Ailleurs dans le monde, la technologie EREV reste pour l’instant marginale. Si BMW l’avait brièvement proposée sur sa petite électrique i3, elle n’a pas réellement percé sur les grands marchés. Cependant, face aux défis de la transition électrique, la situation évolue rapidement. Le constructeur chinois Leapmotor, partenaire du groupe Stellantis, a récemment marqué un jalon en lançant son SUV C10 en Europe, ouvrant la voie à cette technologie sur le vieux continent. Outre-Atlantique, les États-Unis, avec leurs besoins spécifiques en autonomie pour les longs trajets et le remorquage, apparaissent également comme un marché potentiel majeur. Stellantis et Volkswagen envisagent d’ailleurs d’y introduire des versions EREV de pickups populaires, comme le Ram 1.500 pour le premier et un modèle sous la marque Scout pour le second, reconnaissant l’intérêt de cette approche intermédiaire. Même la coentreprise Horse, formée par Renault et le chinois Geely, travaille activement sur des moteurs destinés à équiper des modèles électriques de prolongateurs, signe que l’intérêt pour cette solution gagne du terrain.
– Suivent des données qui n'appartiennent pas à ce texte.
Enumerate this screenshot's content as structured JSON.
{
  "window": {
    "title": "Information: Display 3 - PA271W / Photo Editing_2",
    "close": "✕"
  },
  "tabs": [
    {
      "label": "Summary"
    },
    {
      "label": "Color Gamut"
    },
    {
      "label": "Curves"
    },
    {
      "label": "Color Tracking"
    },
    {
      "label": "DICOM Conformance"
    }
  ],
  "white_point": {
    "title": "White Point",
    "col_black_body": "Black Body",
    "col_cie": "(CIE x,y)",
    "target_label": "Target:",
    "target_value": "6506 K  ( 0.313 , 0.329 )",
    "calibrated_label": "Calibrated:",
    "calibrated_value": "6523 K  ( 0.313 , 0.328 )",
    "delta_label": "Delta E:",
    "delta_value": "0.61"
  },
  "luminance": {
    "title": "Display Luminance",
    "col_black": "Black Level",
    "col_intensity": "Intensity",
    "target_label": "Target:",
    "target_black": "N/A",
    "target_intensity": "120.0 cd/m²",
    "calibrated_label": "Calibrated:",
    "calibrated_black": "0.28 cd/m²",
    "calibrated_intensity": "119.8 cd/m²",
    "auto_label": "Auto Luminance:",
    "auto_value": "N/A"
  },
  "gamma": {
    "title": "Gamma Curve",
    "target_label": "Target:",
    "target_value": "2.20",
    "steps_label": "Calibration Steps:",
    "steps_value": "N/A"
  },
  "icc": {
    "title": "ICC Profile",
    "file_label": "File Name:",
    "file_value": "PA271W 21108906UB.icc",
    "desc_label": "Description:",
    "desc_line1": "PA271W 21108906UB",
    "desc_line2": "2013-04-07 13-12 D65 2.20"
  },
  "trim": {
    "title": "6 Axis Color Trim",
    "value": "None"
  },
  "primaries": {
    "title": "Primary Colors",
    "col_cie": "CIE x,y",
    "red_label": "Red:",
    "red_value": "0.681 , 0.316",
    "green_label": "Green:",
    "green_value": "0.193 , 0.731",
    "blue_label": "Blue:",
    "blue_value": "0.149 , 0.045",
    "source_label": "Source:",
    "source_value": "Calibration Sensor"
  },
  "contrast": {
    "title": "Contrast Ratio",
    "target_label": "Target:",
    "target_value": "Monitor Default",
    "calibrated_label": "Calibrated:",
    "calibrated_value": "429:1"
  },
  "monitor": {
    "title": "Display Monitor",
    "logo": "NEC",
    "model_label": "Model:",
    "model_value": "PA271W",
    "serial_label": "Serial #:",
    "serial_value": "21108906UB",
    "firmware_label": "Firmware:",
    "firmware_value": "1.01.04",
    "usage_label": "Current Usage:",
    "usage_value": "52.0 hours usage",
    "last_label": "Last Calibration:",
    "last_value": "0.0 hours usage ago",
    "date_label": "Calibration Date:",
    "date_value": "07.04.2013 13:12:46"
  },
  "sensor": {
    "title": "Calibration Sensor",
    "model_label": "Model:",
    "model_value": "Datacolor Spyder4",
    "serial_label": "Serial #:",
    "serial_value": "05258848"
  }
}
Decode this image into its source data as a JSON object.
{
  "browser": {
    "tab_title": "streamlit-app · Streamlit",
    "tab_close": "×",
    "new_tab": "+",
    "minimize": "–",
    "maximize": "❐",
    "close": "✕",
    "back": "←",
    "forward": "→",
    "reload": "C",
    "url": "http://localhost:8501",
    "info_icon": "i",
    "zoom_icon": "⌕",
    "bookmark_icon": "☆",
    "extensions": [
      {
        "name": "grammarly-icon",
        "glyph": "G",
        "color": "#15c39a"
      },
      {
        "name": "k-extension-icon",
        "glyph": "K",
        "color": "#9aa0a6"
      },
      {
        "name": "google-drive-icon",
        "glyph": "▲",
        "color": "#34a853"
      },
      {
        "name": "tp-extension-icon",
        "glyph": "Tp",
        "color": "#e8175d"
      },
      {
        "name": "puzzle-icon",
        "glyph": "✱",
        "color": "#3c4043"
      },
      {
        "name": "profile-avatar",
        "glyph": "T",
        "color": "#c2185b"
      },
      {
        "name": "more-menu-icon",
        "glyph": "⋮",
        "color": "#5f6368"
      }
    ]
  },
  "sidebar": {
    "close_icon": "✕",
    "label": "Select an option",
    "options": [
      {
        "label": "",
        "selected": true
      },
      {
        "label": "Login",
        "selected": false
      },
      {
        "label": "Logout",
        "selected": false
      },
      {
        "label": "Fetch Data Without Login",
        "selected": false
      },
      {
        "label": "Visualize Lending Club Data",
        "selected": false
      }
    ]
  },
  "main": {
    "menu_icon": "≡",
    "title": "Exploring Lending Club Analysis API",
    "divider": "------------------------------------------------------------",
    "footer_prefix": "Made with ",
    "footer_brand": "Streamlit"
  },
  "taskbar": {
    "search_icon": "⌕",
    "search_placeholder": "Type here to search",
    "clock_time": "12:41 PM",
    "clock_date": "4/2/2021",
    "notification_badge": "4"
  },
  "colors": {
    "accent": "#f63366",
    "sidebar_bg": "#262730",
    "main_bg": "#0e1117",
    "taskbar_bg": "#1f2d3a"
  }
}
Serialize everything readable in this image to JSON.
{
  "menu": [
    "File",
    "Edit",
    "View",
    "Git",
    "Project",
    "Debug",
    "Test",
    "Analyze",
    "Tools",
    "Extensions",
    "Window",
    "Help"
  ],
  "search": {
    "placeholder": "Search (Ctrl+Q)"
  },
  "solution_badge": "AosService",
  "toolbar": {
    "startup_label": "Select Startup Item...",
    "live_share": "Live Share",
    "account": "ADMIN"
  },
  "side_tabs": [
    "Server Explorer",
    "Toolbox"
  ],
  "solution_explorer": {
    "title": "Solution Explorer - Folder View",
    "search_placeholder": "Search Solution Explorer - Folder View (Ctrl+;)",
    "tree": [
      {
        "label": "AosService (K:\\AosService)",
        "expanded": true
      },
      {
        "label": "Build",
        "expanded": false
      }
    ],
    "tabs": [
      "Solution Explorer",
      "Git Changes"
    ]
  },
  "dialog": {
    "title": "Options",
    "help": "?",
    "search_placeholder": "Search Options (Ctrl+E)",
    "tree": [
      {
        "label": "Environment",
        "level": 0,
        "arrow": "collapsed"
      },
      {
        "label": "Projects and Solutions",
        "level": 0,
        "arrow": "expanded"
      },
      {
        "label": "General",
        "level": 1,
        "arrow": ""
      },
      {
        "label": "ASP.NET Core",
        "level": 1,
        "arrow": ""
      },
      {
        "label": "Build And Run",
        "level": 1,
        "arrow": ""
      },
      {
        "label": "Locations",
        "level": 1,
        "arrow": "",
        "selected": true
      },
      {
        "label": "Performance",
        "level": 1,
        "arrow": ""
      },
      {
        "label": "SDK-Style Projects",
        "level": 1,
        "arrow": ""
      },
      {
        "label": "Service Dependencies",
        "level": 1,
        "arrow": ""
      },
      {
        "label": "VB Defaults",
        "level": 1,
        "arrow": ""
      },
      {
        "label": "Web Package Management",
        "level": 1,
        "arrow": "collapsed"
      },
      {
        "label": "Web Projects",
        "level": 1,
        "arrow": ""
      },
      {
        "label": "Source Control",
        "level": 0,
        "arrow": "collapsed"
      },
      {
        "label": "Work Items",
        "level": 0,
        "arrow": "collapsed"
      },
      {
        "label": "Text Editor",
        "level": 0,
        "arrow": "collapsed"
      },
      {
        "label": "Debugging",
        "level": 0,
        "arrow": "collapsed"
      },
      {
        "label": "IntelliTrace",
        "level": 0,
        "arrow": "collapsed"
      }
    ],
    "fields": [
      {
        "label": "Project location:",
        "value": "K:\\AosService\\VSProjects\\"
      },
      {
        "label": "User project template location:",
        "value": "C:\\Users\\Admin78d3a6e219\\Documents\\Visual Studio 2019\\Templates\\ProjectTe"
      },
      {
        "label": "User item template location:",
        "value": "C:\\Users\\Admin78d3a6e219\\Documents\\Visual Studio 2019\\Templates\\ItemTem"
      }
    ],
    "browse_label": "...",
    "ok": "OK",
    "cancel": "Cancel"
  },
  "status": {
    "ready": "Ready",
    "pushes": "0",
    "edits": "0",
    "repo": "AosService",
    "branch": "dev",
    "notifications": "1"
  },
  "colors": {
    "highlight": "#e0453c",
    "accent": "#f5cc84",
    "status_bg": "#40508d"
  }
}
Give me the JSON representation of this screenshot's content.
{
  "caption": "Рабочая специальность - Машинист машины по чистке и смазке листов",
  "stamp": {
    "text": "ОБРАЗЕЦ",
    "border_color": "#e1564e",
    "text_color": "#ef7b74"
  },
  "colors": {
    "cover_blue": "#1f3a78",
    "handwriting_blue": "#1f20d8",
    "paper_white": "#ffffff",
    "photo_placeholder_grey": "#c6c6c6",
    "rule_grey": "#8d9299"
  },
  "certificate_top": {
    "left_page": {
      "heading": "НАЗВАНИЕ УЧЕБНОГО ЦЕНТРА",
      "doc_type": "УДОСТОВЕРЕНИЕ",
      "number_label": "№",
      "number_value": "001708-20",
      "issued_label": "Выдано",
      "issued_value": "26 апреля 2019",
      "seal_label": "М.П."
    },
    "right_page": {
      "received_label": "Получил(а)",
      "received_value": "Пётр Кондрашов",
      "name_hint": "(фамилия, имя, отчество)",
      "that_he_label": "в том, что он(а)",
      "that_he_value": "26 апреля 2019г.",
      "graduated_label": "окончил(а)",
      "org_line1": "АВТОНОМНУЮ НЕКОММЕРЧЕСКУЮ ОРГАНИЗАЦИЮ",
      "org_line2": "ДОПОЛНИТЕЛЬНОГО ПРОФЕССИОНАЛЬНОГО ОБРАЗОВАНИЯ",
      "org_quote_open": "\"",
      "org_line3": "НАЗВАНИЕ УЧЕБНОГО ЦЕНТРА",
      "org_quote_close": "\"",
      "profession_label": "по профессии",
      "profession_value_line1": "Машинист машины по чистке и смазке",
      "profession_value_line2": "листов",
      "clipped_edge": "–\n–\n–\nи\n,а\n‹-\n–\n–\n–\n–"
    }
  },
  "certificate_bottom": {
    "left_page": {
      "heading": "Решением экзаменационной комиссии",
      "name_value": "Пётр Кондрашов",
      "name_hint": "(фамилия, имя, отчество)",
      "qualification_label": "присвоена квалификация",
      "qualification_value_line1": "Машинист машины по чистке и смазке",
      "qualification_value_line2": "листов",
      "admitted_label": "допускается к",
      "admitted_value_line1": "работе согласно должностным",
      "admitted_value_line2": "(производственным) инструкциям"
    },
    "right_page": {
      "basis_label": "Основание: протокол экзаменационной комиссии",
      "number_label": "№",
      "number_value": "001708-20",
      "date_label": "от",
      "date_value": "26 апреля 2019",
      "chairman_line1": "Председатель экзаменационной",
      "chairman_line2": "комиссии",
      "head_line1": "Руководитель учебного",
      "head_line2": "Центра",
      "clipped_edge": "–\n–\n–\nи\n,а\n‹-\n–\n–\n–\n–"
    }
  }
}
Cette percée, même timide, de l’EREV hors de Chine soulève une question essentielle : quels sont les bénéfices concrets de cette technologie pour les automobilistes et l’industrie, et pourquoi est-elle perçue comme une solution de transition viable ?
Les enjeux d’autonomie et de coût : une solution de transition pour les consommateurs
Alors que les constructeurs chinois poussent la technologie EREV, quels sont les bénéfices concrets qui pourraient séduire les automobilistes occidentaux, encore nombreux à hésiter face au passage à l’électrique ? Deux arguments majeurs se détachent : une autonomie électrique suffisante pour le quotidien et un coût d’acquisition potentiellement plus accessible que celui des véhicules 100% électriques à grande autonomie. Selon le cabinet McKinsey, les modèles EREV permettent de proposer une autonomie en mode purement électrique d’environ 240 kilomètres, couvrant ainsi la majorité des trajets quotidiens sans recourir au générateur à essence. Surtout, grâce à l’utilisation de batteries de plus petite taille, ces véhicules peuvent être commercialisés environ 3.000 dollars de moins qu’un modèle électrique équivalent en termes de gabarit, rendant l’électromobilité plus abordable.
Cette combinaison d’autonomie étendue et de coût maîtrisé semble trouver un écho favorable auprès des consommateurs. Un sondage récent, cité par McKinsey, révèle ainsi qu’après avoir pris connaissance du concept, près d’un quart des personnes interrogées en Europe et aux États-Unis envisagent sérieusement l’achat d’un EREV pour leur prochain véhicule. Cet intérêt marque un point important : le prolongateur d’autonomie apparaît comme une réponse pertinente aux freins perçus de l’électrique, offrant une solution de transition qui rassure sur la capacité à parcourir de longues distances tout en s’engageant dans la mobilité électrique.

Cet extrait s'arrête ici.